Apart from being confidential, you can be sure that you can discuss anything and everything without fear of judgment or stigma. A professional may be able to help you understand some of the challenges, and the deeper issues into your teen’s issues. Apart from helping you make sense of them, they will also reflect if there’s anything in your behaviour that can be improved to modify their behaviours. 

Balance homework with fun 

​Too much homework can be stressful and lead to problems in school, while not enough homework can lead to kids not being prepared for tests and assignments. While at DPS Warangal we often emphasize the importance of this balance through school activities, this can be implemented at home too. The key is to find a balance that works for your family. You can try quiz nights at home, or other activities that involve others in the family, too. 

One way to help kids find a balance between homework and fun activities is to create a schedule. Set aside specific times for homework and fun activities, and help your kids stick to the schedule. This can be a challenge, especially on days when there are extracurricular activities or other events, but it’s important to try to stick to the schedule as much as possible.

Get your teen to talk

​It’s no secret that teenagers can be rebellious and secretive to boot. They may start to push back against authority and experiment with risky behaviors. For parents, this can be extremely frustrating. You may feel like you’re constantly fighting with your teen and nothing you do seems to make a difference.

Try to open the dialogue by asking your teen why they’re refusing to do their homework. Is there a particular assignment that’s giving them trouble? Or do they simply not see the value in doing homework? Once you understand their perspective, you can start to address their objections.

If your teen is struggling with a particular assignment, help them break it down into smaller tasks that they can handle. They may also benefit from additional support from a tutor or teacher. If they’re simply refusing to do homework because they don’t see the point, try to help them understand how it can benefit them in the long run.
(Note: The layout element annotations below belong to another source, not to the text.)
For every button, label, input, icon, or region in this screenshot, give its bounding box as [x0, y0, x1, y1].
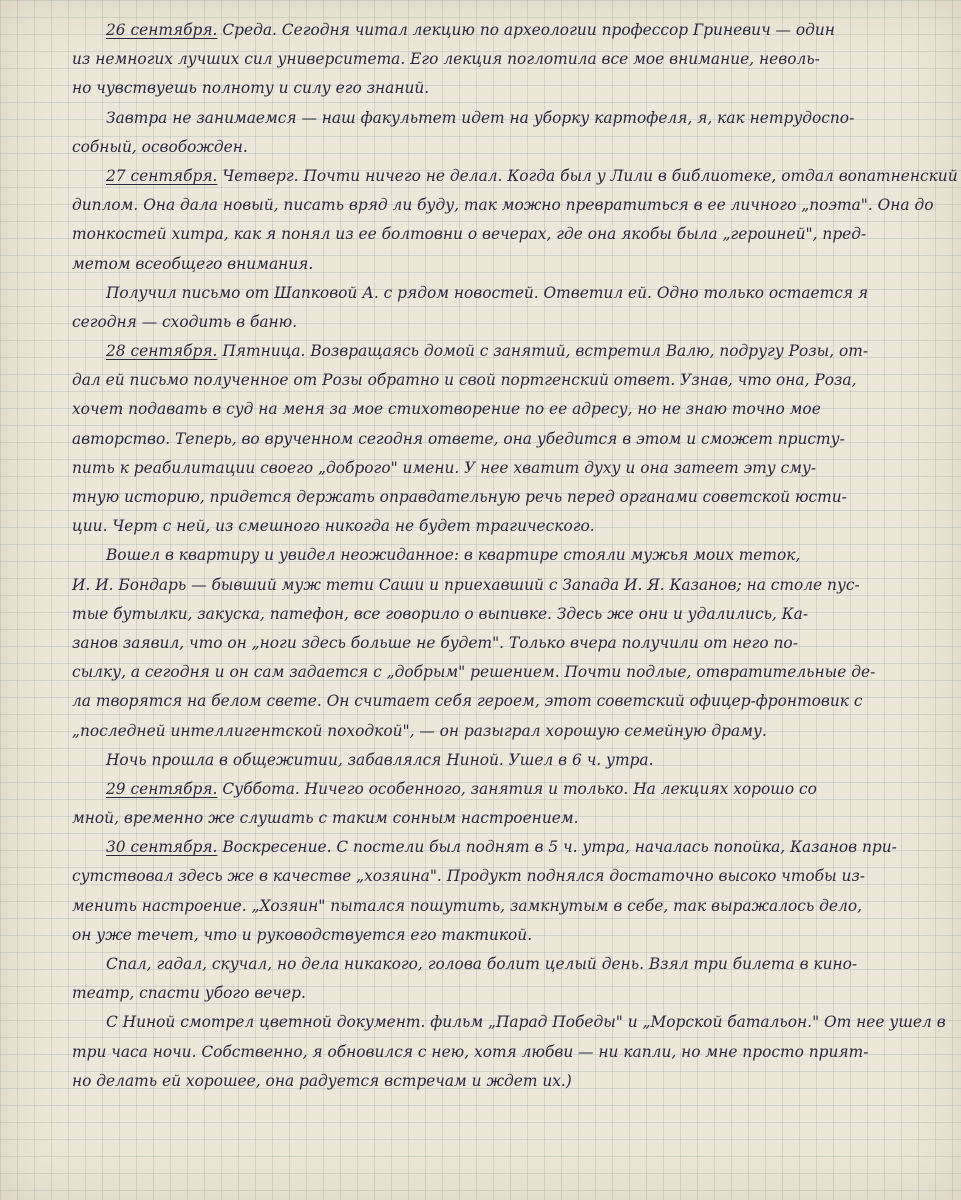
diary-line [72, 104, 878, 133]
diary-line [72, 191, 934, 220]
diary-line [72, 979, 878, 1008]
line-text: мной, временно же слушать с таким сонным настроением. [72, 809, 579, 828]
diary-line [72, 250, 878, 279]
diary-line [72, 425, 878, 454]
diary-line [72, 1008, 946, 1037]
diary-line [72, 16, 878, 45]
handwritten-diary-text [72, 16, 958, 1096]
line-text: Среда. Сегодня читал лекцию по археологии профессор Гриневич — один [217, 21, 835, 39]
diary-line [72, 892, 878, 921]
line-text: тонкостей хитра, как я понял из ее болтовни о вечерах, где она якобы была „героиней", пред- [72, 225, 867, 244]
line-text: метом всеобщего внимания. [72, 254, 314, 273]
line-text: театр, спасти убого вечер. [72, 984, 306, 1003]
diary-line [72, 541, 878, 570]
diary-line [72, 1038, 878, 1067]
line-text: Суббота. Ничего особенного, занятия и только. На лекциях хорошо со [217, 779, 817, 798]
diary-line [72, 600, 878, 629]
diary-line [72, 220, 878, 249]
diary-line [72, 921, 878, 950]
line-text: С Ниной смотрел цветной документ. фильм „Парад Победы" и „Морской батальон." От нее ушел в [106, 1013, 946, 1032]
line-text: он уже течет, что и руководствуется его тактикой. [72, 925, 533, 944]
diary-line [72, 804, 878, 833]
line-text: И. И. Бондарь — бывший муж тети Саши и приехавший с Запада И. Я. Казанов; на столе пус- [72, 575, 860, 594]
line-text: тную историю, придется держать оправдательную речь перед органами советской юсти- [72, 488, 847, 506]
line-text: „последней интеллигентской походкой", — он разыграл хорошую семейную драму. [72, 721, 767, 740]
diary-line [72, 746, 878, 775]
diary-line [72, 162, 958, 191]
diary-line [72, 658, 878, 687]
diary-line [72, 717, 878, 746]
diary-line [72, 512, 878, 541]
diary-line [72, 133, 878, 162]
diary-line [72, 45, 878, 74]
line-text: из немногих лучших сил университета. Его лекция поглотила все мое внимание, неволь- [72, 50, 820, 69]
line-text: хочет подавать в суд на меня за мое стихотворение по ее адресу, но не знаю точно мое [72, 400, 821, 419]
line-text: Получил письмо от Шапковой А. с рядом новостей. Ответил ей. Одно только остается я [106, 283, 869, 302]
diary-line [72, 279, 878, 308]
diary-line [72, 687, 878, 716]
entry-date: 30 сентября. [106, 838, 218, 857]
diary-line [72, 571, 878, 600]
entry-date: 29 сентября. [106, 779, 218, 798]
diary-line [72, 862, 878, 891]
diary-line [72, 950, 878, 979]
line-text: Пятница. Возвращаясь домой с занятий, встретил Валю, подругу Розы, от- [217, 342, 869, 361]
line-text: ла творятся на белом свете. Он считает себя героем, этот советский офицер-фронтовик с [72, 692, 863, 711]
line-text: занов заявил, что он „ноги здесь больше не будет". Только вчера получили от него по- [72, 633, 798, 652]
line-text: но чувствуешь полноту и силу его знаний. [72, 79, 430, 98]
diary-line [72, 74, 878, 103]
line-text: Завтра не занимаемся — наш факультет идет на уборку картофеля, я, как нетрудоспо- [106, 108, 855, 127]
line-text: собный, освобожден. [72, 137, 248, 156]
line-text: тые бутылки, закуска, патефон, все говорило о выпивке. Здесь же они и удалились, Ка- [72, 604, 809, 623]
line-text: менить настроение. „Хозяин" пытался пошутить, замкнутым в себе, так выражалось дело, [72, 896, 863, 915]
diary-line [72, 395, 878, 424]
diary-line [72, 1067, 878, 1096]
line-text: Воскресение. С постели был поднят в 5 ч. утра, началась попойка, Казанов при- [217, 838, 897, 857]
line-text: ции. Черт с ней, из смешного никогда не будет трагического. [72, 517, 595, 536]
line-text: Четверг. Почти ничего не делал. Когда был у Лили в библиотеке, отдал вопатненский [217, 166, 958, 185]
line-text: сутствовал здесь же в качестве „хозяина". Продукт поднялся достаточно высоко чтобы из- [72, 867, 866, 886]
line-text: Спал, гадал, скучал, но дела никакого, голова болит целый день. Взял три билета в кино- [106, 955, 858, 973]
diary-line [72, 833, 897, 862]
diary-line [72, 629, 878, 658]
diary-line [72, 454, 878, 483]
line-text: сылку, а сегодня и он сам задается с „добрым" решением. Почти подлые, отвратительные де- [72, 663, 876, 682]
diary-line [72, 483, 878, 512]
line-text: дал ей письмо полученное от Розы обратно и свой портгенский ответ. Узнав, что она, Роза, [72, 371, 857, 390]
line-text: Ночь прошла в общежитии, забавлялся Ниной. Ушел в 6 ч. утра. [106, 750, 654, 769]
line-text: пить к реабилитации своего „доброго" имени. У нее хватит духу и она затеет эту сму- [72, 458, 817, 477]
line-text: сегодня — сходить в баню. [72, 312, 298, 331]
entry-date: 26 сентября. [106, 21, 218, 39]
diary-line [72, 775, 878, 804]
entry-date: 27 сентября. [106, 166, 218, 185]
line-text: диплом. Она дала новый, писать вряд ли буду, так можно превратиться в ее личного „поэта". Она до [72, 196, 934, 215]
line-text: Вошел в квартиру и увидел неожиданное: в квартире стояли мужья моих теток, [106, 546, 801, 565]
line-text: три часа ночи. Собственно, я обновился с нею, хотя любви — ни капли, но мне просто прият- [72, 1042, 869, 1061]
diary-line [72, 366, 878, 395]
diary-line [72, 337, 878, 366]
entry-date: 28 сентября. [106, 342, 218, 361]
diary-line [72, 308, 878, 337]
line-text: но делать ей хорошее, она радуется встречам и ждет их.) [72, 1071, 572, 1090]
line-text: авторство. Теперь, во врученном сегодня ответе, она убедится в этом и сможет присту- [72, 429, 845, 448]
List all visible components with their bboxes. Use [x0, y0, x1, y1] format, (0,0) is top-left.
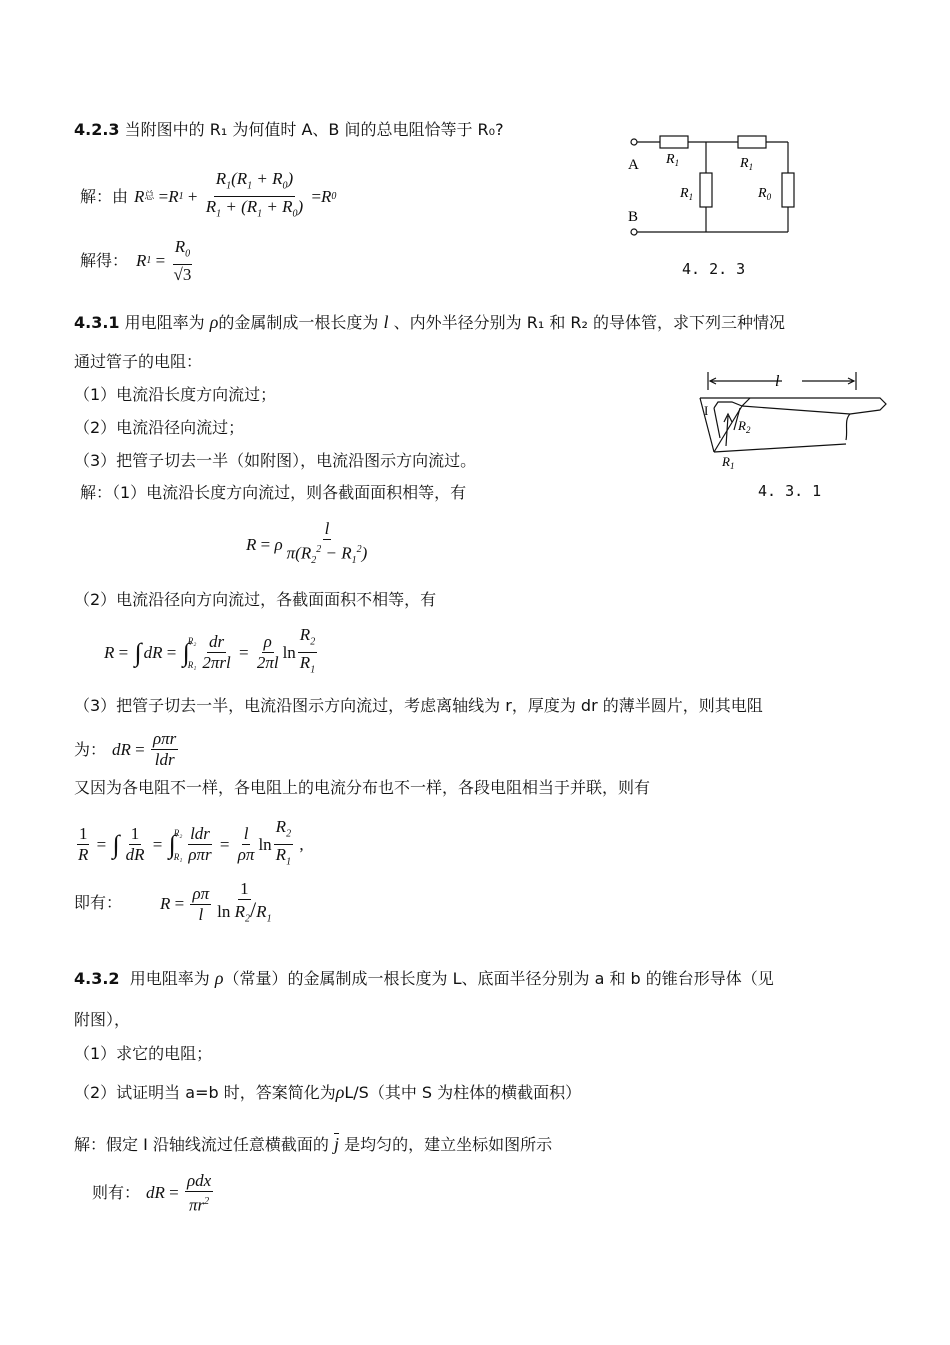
label-R2: $R_2$ — [738, 418, 751, 435]
solution-part-1: 解：（1）电流沿长度方向流过，则各截面面积相等，有 — [80, 483, 467, 502]
problem-4-2-3-question — [74, 120, 504, 140]
solution-label: 解：由 — [80, 186, 129, 206]
label-l: l — [775, 373, 780, 390]
solution-part-2: （2）电流沿径向方向流过，各截面面积不相等，有 — [74, 590, 437, 609]
symbol-rho: ρ — [214, 968, 224, 988]
label-B: B — [628, 209, 639, 225]
formula-4-2-3-result: 解得： R 1 = $\frac{R_0}{√3}$ — [80, 237, 192, 285]
problem-4-3-1-question: 4.3.1 用电阻率为 ρ的金属制成一根长度为 l 、内外半径分别为 R₁ 和 R₂ 的导体管，求下列三种情况 — [74, 312, 786, 332]
problem-4-3-2-question: 4.3.2 用电阻率为 ρ（常量）的金属制成一根长度为 L、底面半径分别为 a 和 b 的锥台形导体（见 — [74, 968, 774, 988]
formula-4-3-1-inverse-R: $\frac{1}{R}$ = ∫ $\frac{1}{dR}$ = ∫ R₂ R₁ $\frac{\text{ldr}}{\text{ρπr}}$ = $\frac{l}{\rho\pi}$ ln $\frac{R_2}{R_1}$ , — [78, 817, 304, 868]
problem-number: 4.3.2 — [74, 969, 120, 988]
list-item: （2）试证明当 a=b 时，答案简化为ρL/S（其中 S 为柱体的横截面积） — [74, 1082, 582, 1102]
formula-4-3-1-part2: R = ∫ dR = ∫ R₂ R₁ $\frac{dr}{\text{2πrl}}$ = $\frac{\rho}{2\pi l}$ ln $\frac{R_2}{R_1}$ — [104, 625, 316, 676]
symbol-rho: ρ — [209, 312, 219, 332]
label-I: I — [704, 403, 709, 418]
solution-part-3: （3）把管子切去一半，电流沿图示方向流过，考虑离轴线为 r，厚度为 dr 的薄半圆片，则其电阻 — [74, 696, 763, 715]
label-R0: $R_0$ — [758, 186, 772, 202]
list-item: （3）把管子切去一半（如附图），电流沿图示方向流过。 — [74, 451, 477, 470]
problem-number: 4.2.3 — [74, 120, 120, 139]
label-A: A — [628, 157, 639, 173]
question-text: 当附图中的 R₁ 为何值时 A、B 间的总电阻恰等于 R₀? — [124, 120, 504, 139]
list-item: （1）求它的电阻； — [74, 1044, 213, 1063]
formula-4-2-3-solution: 解：由 R 总 = R 1 + $\frac{R_1(R_1 + R_0)}{R_1 + (R_1 + R_0)}$ = R 0 — [80, 169, 337, 220]
formula-4-3-1-part3-result: R = $\frac{\rho\pi}{l}$ $\frac{1}{\ln R_2/R_1}$ — [160, 879, 272, 925]
symbol-rho: ρ — [335, 1082, 345, 1102]
formula-4-3-1-part1: R = ρ $\frac{l}{\pi(R_2^2 - R_1^2)}$ — [246, 519, 368, 567]
result-label: 解得： — [80, 251, 129, 271]
solution-parallel-text: 又因为各电阻不一样，各电阻上的电流分布也不一样，各段电阻相当于并联，则有 — [74, 778, 651, 797]
label-R1-vertical: $R_1$ — [680, 186, 694, 202]
figure-caption-4-3-1: 4. 3. 1 — [758, 482, 822, 500]
subscript-zong: 总 — [144, 190, 155, 202]
result-label: 即有： — [74, 893, 123, 912]
label-R1-right: $R_1$ — [740, 156, 754, 172]
symbol-l: l — [383, 312, 389, 332]
list-item: （2）电流沿径向流过； — [74, 418, 245, 437]
question-line2: 附图）， — [74, 1010, 131, 1029]
solution-4-3-2: 解：假定 I 沿轴线流过任意横截面的 $\overline{j}$ 是均匀的，建立坐标如图所示 — [74, 1134, 553, 1154]
formula-4-3-2-dR: 则有： dR = $\frac{\text{ρdx}}{\pi r^2}$ — [92, 1171, 212, 1215]
question-line2: 通过管子的电阻： — [74, 352, 203, 371]
label-R1: $R_1$ — [722, 454, 735, 471]
problem-number: 4.3.1 — [74, 313, 120, 332]
label-R1-top: $R_1$ — [666, 152, 680, 168]
list-item: （1）电流沿长度方向流过； — [74, 385, 277, 404]
symbol-j-vector: $\overline{j}$ — [334, 1134, 340, 1154]
figure-caption-4-2-3: 4. 2. 3 — [682, 260, 746, 278]
formula-4-3-1-dR: 为： dR = $\frac{\text{ρπr}}{\text{ldr}}$ — [74, 729, 177, 769]
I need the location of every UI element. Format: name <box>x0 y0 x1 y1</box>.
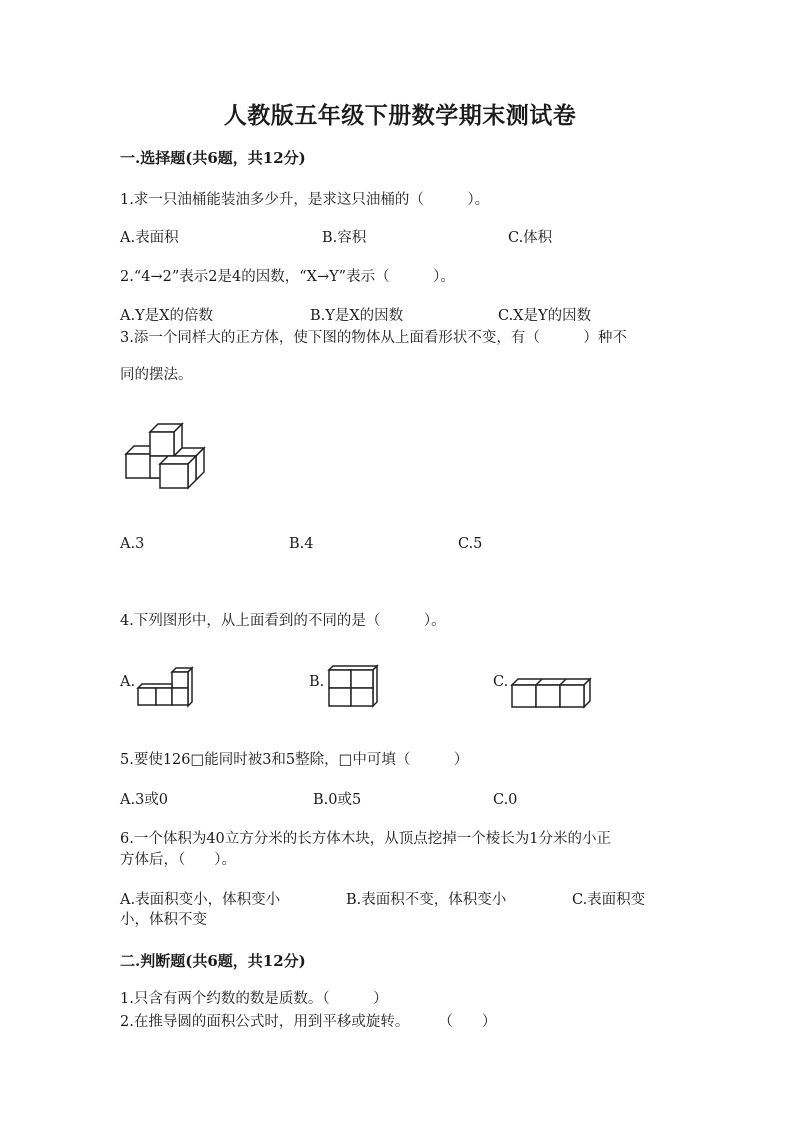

You should also avoid nagging or lecturing, as this will only make your teen more resistant. Instead, try to have calm and respectful conversations about the importance of homework.

If you’re struggling to get your teen to do their homework, talk to your child’s school counselor or teacher. They may be able to offer additional tips or resources. Remember, you’re not alone in this. With patience and understanding, you can help your teen overcome their refusal issues.